Visualisation de l’ILRS à partir du Guide du partenariat de la CNSA (juin 2021). Crédit : CNSA
Visualisation de l’ILRS à partir du Guide du partenariat de la CNSA (juin 2021). Crédit : CNSA

Le lendemain, l'expérience est entrée dans une nouvelle phase : la nuit lunaire s'est installée, les températures extérieures ont chuté à -52°C, et l'expérience n'a pas réussi à maintenir une température confortable. Les températures ont continué à chuter, atteignant finalement -190°C, et l'expérience a continué à tester la longévité de la MPE. Finalement, on a constaté que les plantes germées étaient mortes, que les pommes de terre n'avaient pas germé et que les mouches des fruits n'avaient pas éclos. La durée totale de l'expérience a été de neuf jours au lieu des 100 prévus. Mais comme l'a indiqué Xie, des informations précieuses ont été obtenues. dit Xi :

« Bien que nos plantes puissent pousser dans les conditions naturelles d'ensoleillement et de rayonnement de la lune, leur sécurité n'a pas été évaluée. La question de savoir si elles sont saines ou non doit faire l'objet de recherches plus approfondies.
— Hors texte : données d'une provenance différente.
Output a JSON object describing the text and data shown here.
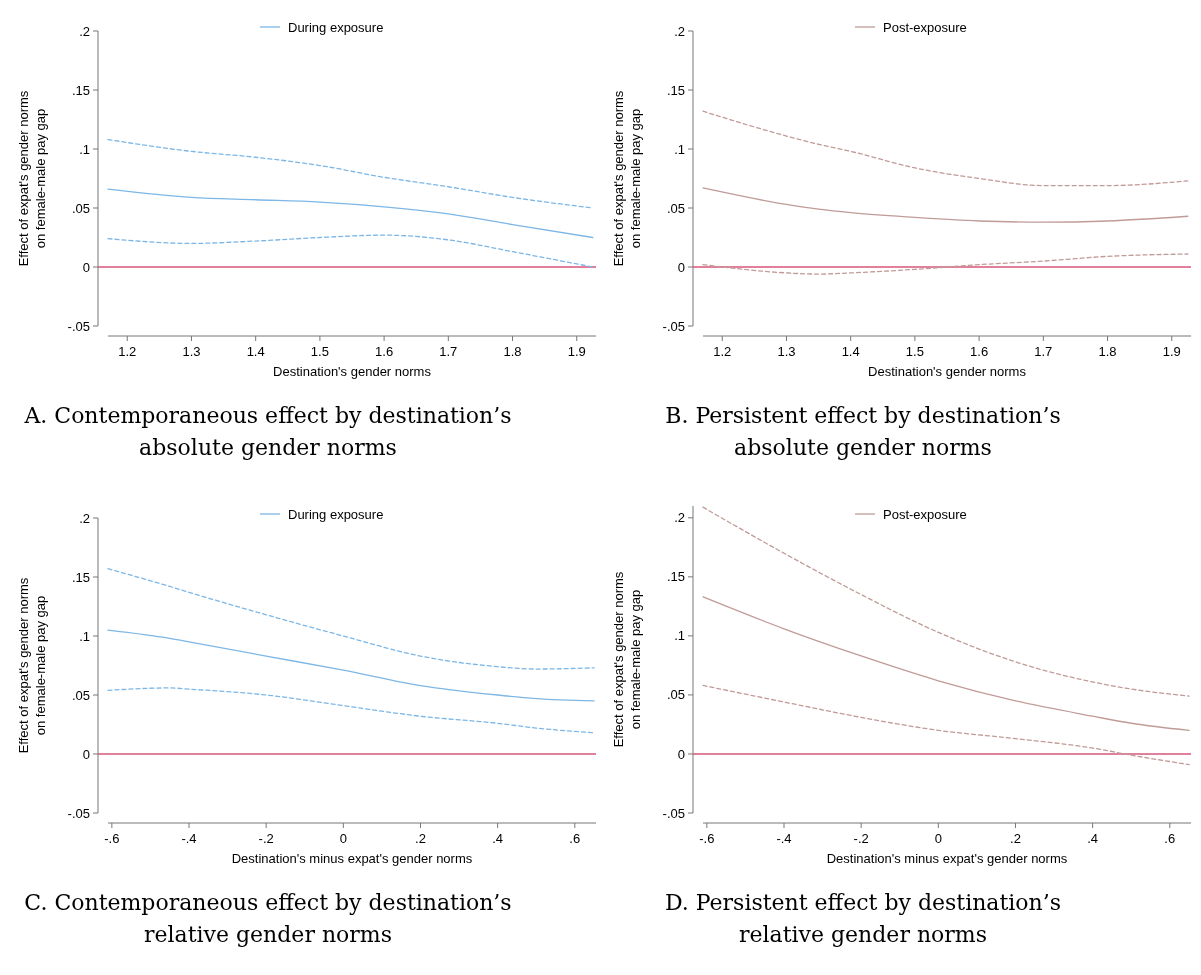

Nos expériences montrent également à quel point il est difficile de survivre sur la lune et comment survivre à la nuit lunaire. Nos premières expériences biologiques sur la lune pour l'humanité démontrent pleinement qu'un écosystème régénérateur peut être construit sur la lune pour y établir une base humaine ».

À l'avenir, Xie et ses collègues prévoient de mener d'autres expériences sur des tubes de lave stables, que la Chine considère également comme un site de base potentiel. « Pour la première fois, nous avons envoyé six espèces terrestres sur la lune pour y mener des expériences biologiques, ce qui constitue une étape importante dans l'établissement d'une base de survie humaine sur la lune », a-t-il déclaré. « Notre équipe mène actuellement des recherches sur la manière d'établir une base humaine et de mener des expériences agricoles dans l'espace en utilisant les grottes des tubes de lave lunaires.

Dans moins de deux ans, la NASA prévoit d'envoyer des astronautes sur la lune pour la première fois depuis l'ère Apollo. La Chine espère faire de même en envoyant les premiers taïkonautes dans la région polaire sud de la lune d'ici 2030. Les objectifs à long terme de ces agences et d'autres, comme l'ESA, Roscosmos et l'Organisation indienne de recherche spatiale (ISRO), ne sont rien d'autre que l'établissement d'un avant-poste humain permanent sur la lune qui permettra la recherche, l'exploration, la coopération internationale et les missions dans l'espace lointain. L'utilisation des ressources locales pour répondre aux besoins des équipages constituera un aspect essentiel de ce projet.

L'un des meilleurs moyens de garantir un approvisionnement régulier en nourriture, en air respirable et en santé (physique et mentale) de l'équipage est de construire des habitats pouvant accueillir des serres et des expériences sur les plantes. En résumé, les astronautes doivent apporter avec eux des éléments de la biosphère terrestre pour vivre, travailler et s'épanouir dans des environnements extraterrestres. Les leçons tirées de cette recherche aideront à ouvrir la voie à tous ceux qui ont l'intention de suivre.